In an effort to help the company become profitable, Uber’s Maps Production Engineering department has focused their efforts on making the usage of infrastructure more efficient. As an outcome of this effort, they managed to develop a semi-automated Go Garbage Collection tuning mechanism that saved 70K CPU cores across 30 mission critical services. The tuning library was mostly built in Go and ran on top of their cloud native scheduler-based infrastructure.
Based on their prior experience in increasing the efficiency of Java services by tuning garbage collection, the team’s profiling exploratory sessions led them to understand that almost twenty five percent of the CPU time of their Go services was being spent in garbage collection activities (identified by the runtime.scanobject
method).
Microservices within Uber’s application portfolio have a significantly diverse memory utilization portfolio. For instance, a sharded system can have quite different live sets. In one case, the p99 utilization was 1GB, but the p1 was 100MB, therefore the p1 occurrences were having a huge GC impact. As a service is not aware of the maximum amount of memory the container has allocated, it became obvious to the team that a fixed value tuning approach would not be appropriate in their case.

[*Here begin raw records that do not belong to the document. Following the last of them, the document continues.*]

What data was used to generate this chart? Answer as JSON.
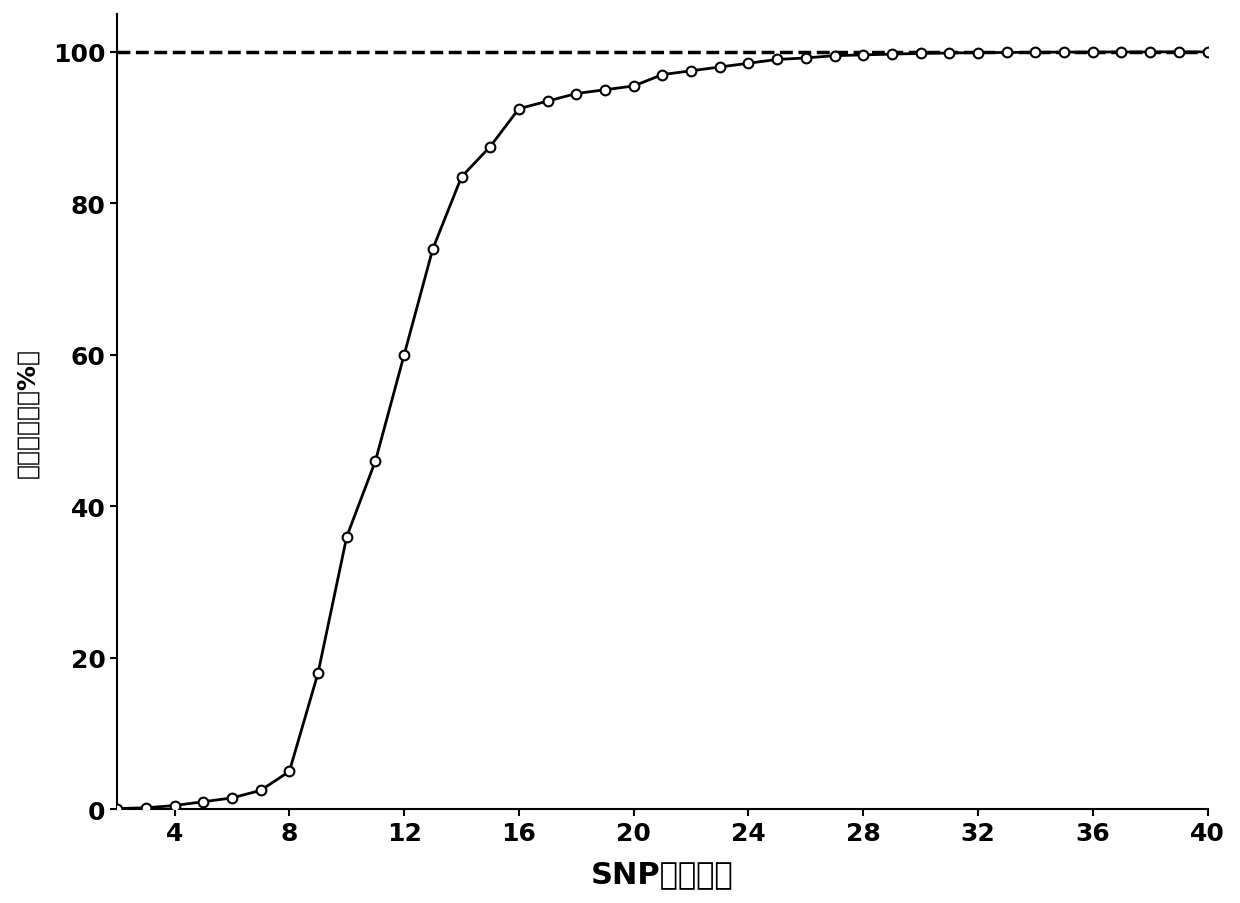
{
  "x": [
    2,
    3,
    4,
    5,
    6,
    7,
    8,
    9,
    10,
    11,
    12,
    13,
    14,
    15,
    16,
    17,
    18,
    19,
    20,
    21,
    22,
    23,
    24,
    25,
    26,
    27,
    28,
    29,
    30,
    31,
    32,
    33,
    34,
    35,
    36,
    37,
    38,
    39,
    40
  ],
  "y": [
    0.1,
    0.2,
    0.5,
    1.0,
    1.5,
    2.5,
    5.0,
    18.0,
    36.0,
    46.0,
    60.0,
    74.0,
    83.5,
    87.5,
    92.5,
    93.5,
    94.5,
    95.0,
    95.5,
    97.0,
    97.5,
    98.0,
    98.5,
    99.0,
    99.2,
    99.5,
    99.6,
    99.7,
    99.8,
    99.85,
    99.9,
    99.92,
    99.95,
    99.97,
    99.98,
    99.99,
    100.0,
    100.0,
    100.0
  ],
  "dashed_y": 100,
  "line_color": "#000000",
  "dashed_color": "#000000",
  "marker": "o",
  "marker_facecolor": "#ffffff",
  "marker_edgecolor": "#000000",
  "marker_size": 7,
  "line_width": 2.0,
  "xlabel": "SNP标记个数",
  "ylabel": "品种区分率（%）",
  "xlim": [
    2,
    40
  ],
  "ylim": [
    0,
    105
  ],
  "xticks": [
    4,
    8,
    12,
    16,
    20,
    24,
    28,
    32,
    36,
    40
  ],
  "yticks": [
    0,
    20,
    40,
    60,
    80,
    100
  ],
  "xlabel_fontsize": 22,
  "ylabel_fontsize": 18,
  "tick_fontsize": 18,
  "background_color": "#ffffff",
  "chinese_font": "SimHei"
}
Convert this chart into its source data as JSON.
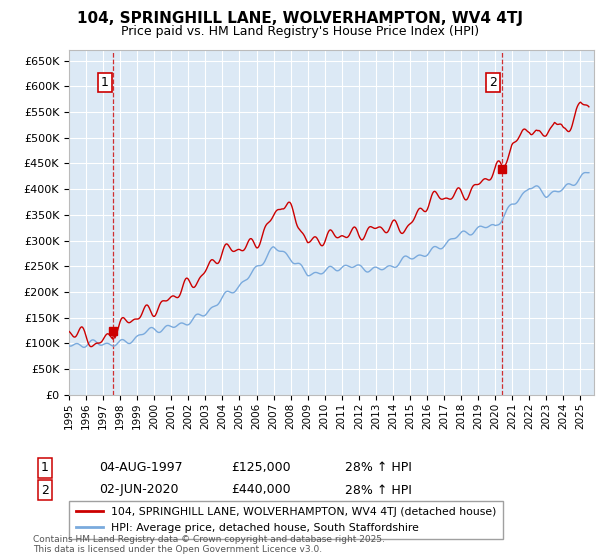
{
  "title": "104, SPRINGHILL LANE, WOLVERHAMPTON, WV4 4TJ",
  "subtitle": "Price paid vs. HM Land Registry's House Price Index (HPI)",
  "background_color": "#ffffff",
  "plot_bg_color": "#dce9f5",
  "red_line_color": "#cc0000",
  "blue_line_color": "#7aaadd",
  "grid_color": "#ffffff",
  "ylim": [
    0,
    670000
  ],
  "legend_entries": [
    "104, SPRINGHILL LANE, WOLVERHAMPTON, WV4 4TJ (detached house)",
    "HPI: Average price, detached house, South Staffordshire"
  ],
  "annotation1": {
    "num": "1",
    "date": "04-AUG-1997",
    "price": "£125,000",
    "note": "28% ↑ HPI"
  },
  "annotation2": {
    "num": "2",
    "date": "02-JUN-2020",
    "price": "£440,000",
    "note": "28% ↑ HPI"
  },
  "footnote": "Contains HM Land Registry data © Crown copyright and database right 2025.\nThis data is licensed under the Open Government Licence v3.0.",
  "sale1_year": 1997.6,
  "sale1_price": 125000,
  "sale2_year": 2020.4,
  "sale2_price": 440000,
  "vline1_year": 1997.6,
  "vline2_year": 2020.4
}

This led to the conception of the GOGCTunner: a library which simplifies the process of tuning garbage collection for service owners and adds a layer of reliability on top. The tuner dynamically computes the correct GOGC value in accordance with the container’s memory limit (or the upper limit from the service owner) and sets it using Go’s runtime API.
The library was built with the following features:
- Simplified configuration for easier reasoning and deterministic calculations.
- Protection against Out Of Memory (OOM) kills: the library reads the memory limit from the cgroup and uses a default hard limit of 70%, a safe value from the perspective of the team's experience. Nevertheless, this protection has a limit; it can only adjust the buffer allocation, so if a service’s live objects are higher than the limit, the tuner would set a default lower limit of 1.25X the live objects utilization.
- Allowing higher GOGC values for corner cases like: if the live dataset doubles at peak value, the tuner would enforce the same memory limit at the cost of more CPU. A manual approach would cause an OOM.
For better observability during their effort, the team observed several metrics:
- Intervals between garbage collections: as Go triggers a GC at most every two minutes, if this graph indicates that this is regularly occurring, the team needs to work on allocations optimisations.
- GC CPU impact: this enabled the team to observe CPU utilization and understand how much the services are being affected.
- Live dataset size: as the amount of used memory increased, this metric allowed the team to observe a steady utilization (live usage).
- GOGC value: to understand how the tuner is reacting to different values.
As an outcome of this effort, they managed to develop a semi-automated Go Garbage Collection tuning mechanism which in turn saved 70K CPU cores across 30 mission critical services. Taking into account that many of the tools used by Uber’s infrastructure are built in Go as well (among others: Kubernetes, Prometheus, Jaegger), any large-scale deployment from the outside could benefit from memory tweaking.
Even if the tool is still for Uber’s internal purposes only, other Go developers have been inspired by these efforts and have developed related open source tools.